Sobre Pai, Filho e Sementes

Quando eu era pequeno, meu pai era um super-herói, uma pessoa dotada de tantas qualidades intelectuais e morais que, ao mesmo tempo que me maravilhava, me oprimia. Meu pai sabia tudo, era o melhor em tudo, fazia tudo bem feito, era alto, forte e valente, às vezes muito valente, com uma fúria que destruía e recompunhas todas as coisas em seu devido lugar. Aos quatorze anos vi meu pai nu. Não sem roupa. Nu, nu, sem roupa, desde sempre o vira. Vi meu pai sem as suas vestes míticas de pessoa infalível. Vi meu pai como um ser humano ordinário. Foi uma decepção e um alívio: eu também podia ser ordinário.

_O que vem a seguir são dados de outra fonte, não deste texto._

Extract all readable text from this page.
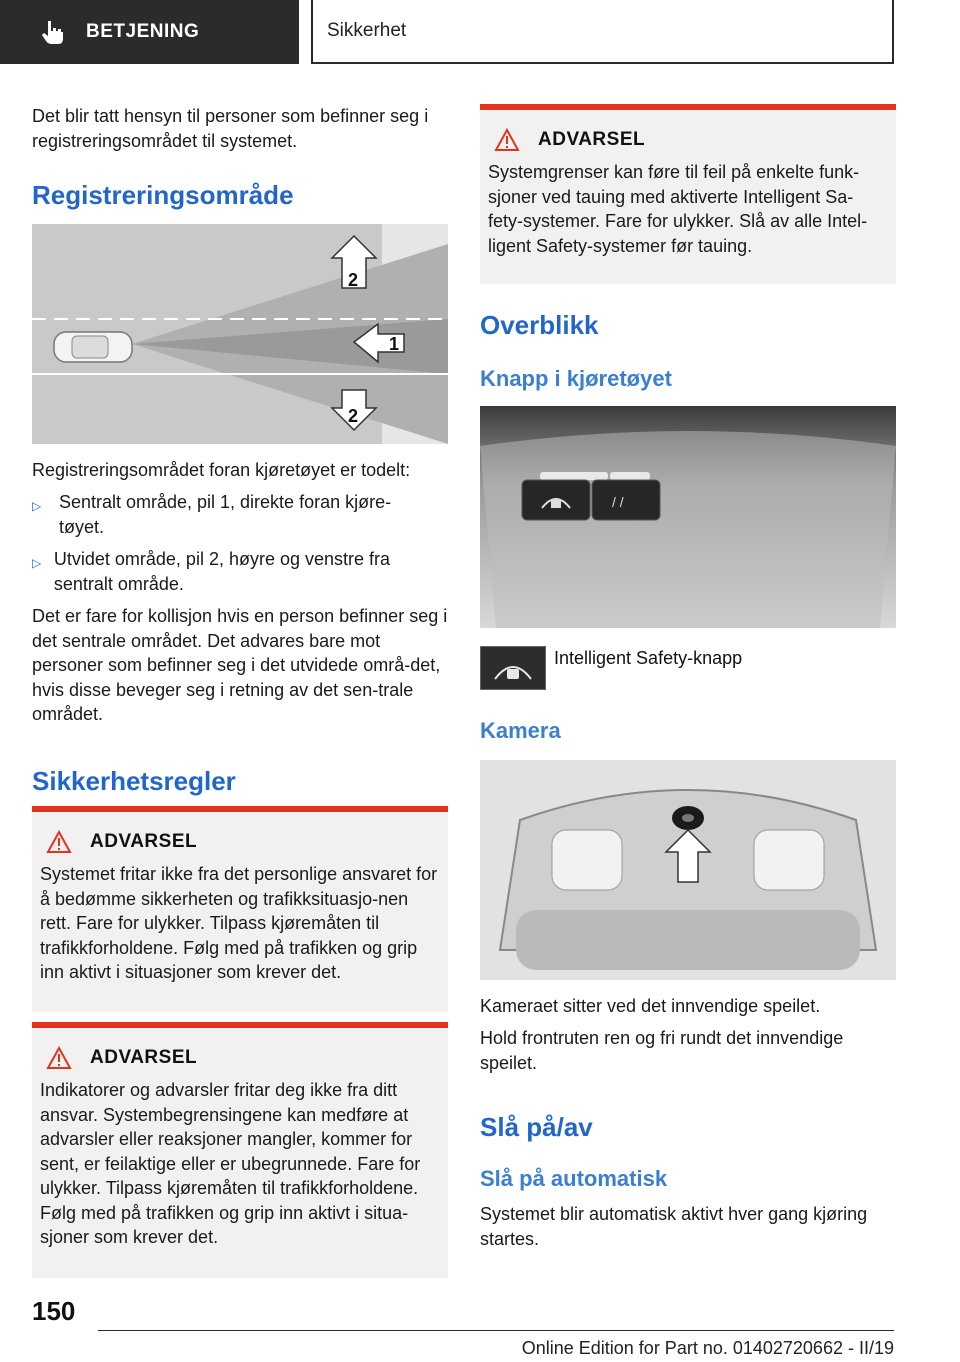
BETJENING	Sikkerhet

Det blir tatt hensyn til personer som befinner seg i registreringsområdet til systemet.

Registreringsområde
1
2
2

Registreringsområdet foran kjøretøyet er todelt:

▷ Sentralt område, pil 1, direkte foran kjøre-tøyet.
▷ Utvidet område, pil 2, høyre og venstre fra sentralt område.

Det er fare for kollisjon hvis en person befinner seg i det sentrale området. Det advares bare mot personer som befinner seg i det utvidede områ-det, hvis disse beveger seg i retning av det sen-trale området.

Sikkerhetsregler
ADVARSEL
Systemet fritar ikke fra det personlige ansvaret for å bedømme sikkerheten og trafikksituasjo-nen rett. Fare for ulykker. Tilpass kjøremåten til trafikkforholdene. Følg med på trafikken og grip inn aktivt i situasjoner som krever det.
ADVARSEL
Indikatorer og advarsler fritar deg ikke fra ditt ansvar. Systembegrensingene kan medføre at advarsler eller reaksjoner mangler, kommer for sent, er feilaktige eller er ubegrunnede. Fare for ulykker. Tilpass kjøremåten til trafikkforholdene. Følg med på trafikken og grip inn aktivt i situa-sjoner som krever det.
ADVARSEL
Systemgrenser kan føre til feil på enkelte funk-sjoner ved tauing med aktiverte Intelligent Sa-fety-systemer. Fare for ulykker. Slå av alle Intel-ligent Safety-systemer før tauing.
Overblikk
Knapp i kjøretøyet
/ /
Intelligent Safety-knapp
Kamera

Kameraet sitter ved det innvendige speilet.

Hold frontruten ren og fri rundt det innvendige speilet.

Slå på/av
Slå på automatisk

Systemet blir automatisk aktivt hver gang kjøring startes.

150
Online Edition for Part no. 01402720662 - II/19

A adolescência procura todos os defeitos dos pais e os coloca sob uma lente impiedosa. Talvez seja necessário, do contrário, não conseguiríamos conviver com o modelo perfeito que nos oprime ou não conseguiríamos escolher novos caminhos, os caminhos que nos levam para onde podemos ser nós mesmos. Aos poucos escolhi caminhos que acabaram por me afastar do meu pai, mas um distanciamento falso porque sempre o tive como referencia, contraponto, inspiração, oposto, marco, limite ou o que o valha. Exemplo do que fazer e do que não fazer, símbolo do que buscar e de onde fugir. Modelo em tantos pontos e antípoda em tantos outros. Descubro-me uma peça de tapeçaria tecida a partir do espelho que é meu pai, ora como um avesso perfeito, ora como uma simbiose confusa, ora com tonalidades esmaecidas, outras vezes com cores fortes, como se aquele primeiro modelo apenas tivesse sido renovado e houvessem tirados uns excessos daqui e postos outros acolá.

De modo que nunca conseguirei ser como ele nem nunca conseguirei ser diferente. Carrego meu pai em mim e aos poucos me acostumo e me alegro com isso, sorrio já mais placidamente ao perceber que jamais serei igual a ele em generosidade, no modo surpreendentemente leve que encara a vida em muitos momentos e já não me sinto mais obrigado em lhe atender as expectativas, ou o que o menino que ainda e sempre viverá em mim julga que são as expectativas dele. Ainda precisaria viver outro tanto para aprender com sua altivez e retidão de caráter, mas também com suas incoerências, pois como ele aprendi que até a incoerência, essa qualidade que nos lembra a fragilidade humana, muitas vezes é sinal de grandeza, sanidade e amor.

Rendo, portanto, essa singela homenagem ao meu pai, que cultivou tantas sementes em minha alma e sempre se esforçou para fazer germinar as melhores, algumas vezes a terra foi lenta, outras vezes, imprópria, mas ainda me surpreendo com árvores novas no meu quintal e quando lhes descubro as raízes, me vejo indissociavelmente ligado ao semeador.